The theme of the “object-person”—the agency of things and the power of images—situates Severi’s book within a debate that has occupied the anthropology of art and material culture studies since the 1990s. . . . Severi takes part in this debate in an authoritative and original manner [by] concentrating on ritual actions that, generating an ontological dimension parallel to that of ordinary social life, allow our anthropomorphic predisposition to give rise to stable, enduring beliefs and to produce “complex or convergent identities.” . . .

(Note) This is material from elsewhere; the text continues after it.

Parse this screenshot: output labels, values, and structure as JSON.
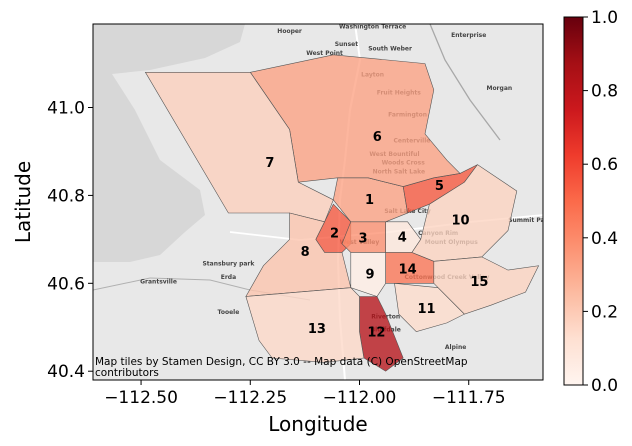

Art can be considered as a quasi-ritual production in which certain works, in relation to the viewer, can assume the quality of object-persons, attributed with life. This occurs through the “transitivity of perspective,” which lends continuity between painted and real space and thus “indirectly creates the presence of an observer committed to the image through gazing.” These are among the most intriguing pages of this book, when he offers an anthropological reading of art history . . .
After having read this scholarly, dense, and stimulating book, one inevitably wonders if the perspective it delineates could also be applied in other arenas the author does not touch on, more related to the contemporary world. This could lead . . . in the direction of new forms of human–machine hybridization and the “internet of things” . . . where there appears to be an “intelligence” in things that speak, detect, and anticipate our wishes.
Francesco Remotti. Review in Il Nuovo Manifesto Società Cooperativa Editrice (July 15, 2018). [Italian edition of Capturing Imagination]
To attribute traits approaching human nature to a statue or painting, writes Carlo Severi in this book, is something necessary at the root of the aesthetic experience. . . . His book invites us to enter distant cultures not to get lost in them but, rather, to acquire perspectives and tools that will enable us to better understand what is happening at home. . . .
In this new book, Severi returns to the concept of images, taken as constructed objects, artifacts that in themselves are inanimate (such as, for example, a doll) but which, under certain conditions, acquire the ability to act, to manifest thought, emotions, speech—that is, to become a person. . . . As the expert, professional anthropologist that he is, Severi takes us into a multiplicity of contexts to view culturally constructed objects to which—in an equally cultural manner—are attributed a capacity for intentionality and interaction that is particularly efficacious and incisive in social life. . . .
The ethnographic information that Severi brings in provides such a wealth of material and so many ramifications of conceptual implications that readers soon realize they are not wandering in marginal zones of culture and human thought. . . . in fact, entire chapters of his book are devoted to Western art, even abstract art, and the pages in which he examines problems of perspective in Renaissance art are masterful. . . . This complex, intense, engaging book moves from nkisi figures in Africa and masks in the American Northwest Coast to Kandinsky and Leonardo da Vinci, allowing him to almost redefine the concept of the “‘magic’ of a work of art,” since “whether it is a statue, drawing, or painting, a work of art may thus acquire a personality close to that of a human being.” Hence, one of the most significant conclusions Severi draws on an anthropological level is that “the idea of a life associated with an image is not a simple exotic belief coming from distant or primitive countries. It is, to the contrary, one of the universal roots of the aesthetic experience.” It is always we, as human beings, who, besides constructing an image, figure, or fresco, give it a “life” and do so on the basis of a “fiction,” a “belief,” establishing what Severi calls “a bond of belief” between the “living” image and its user.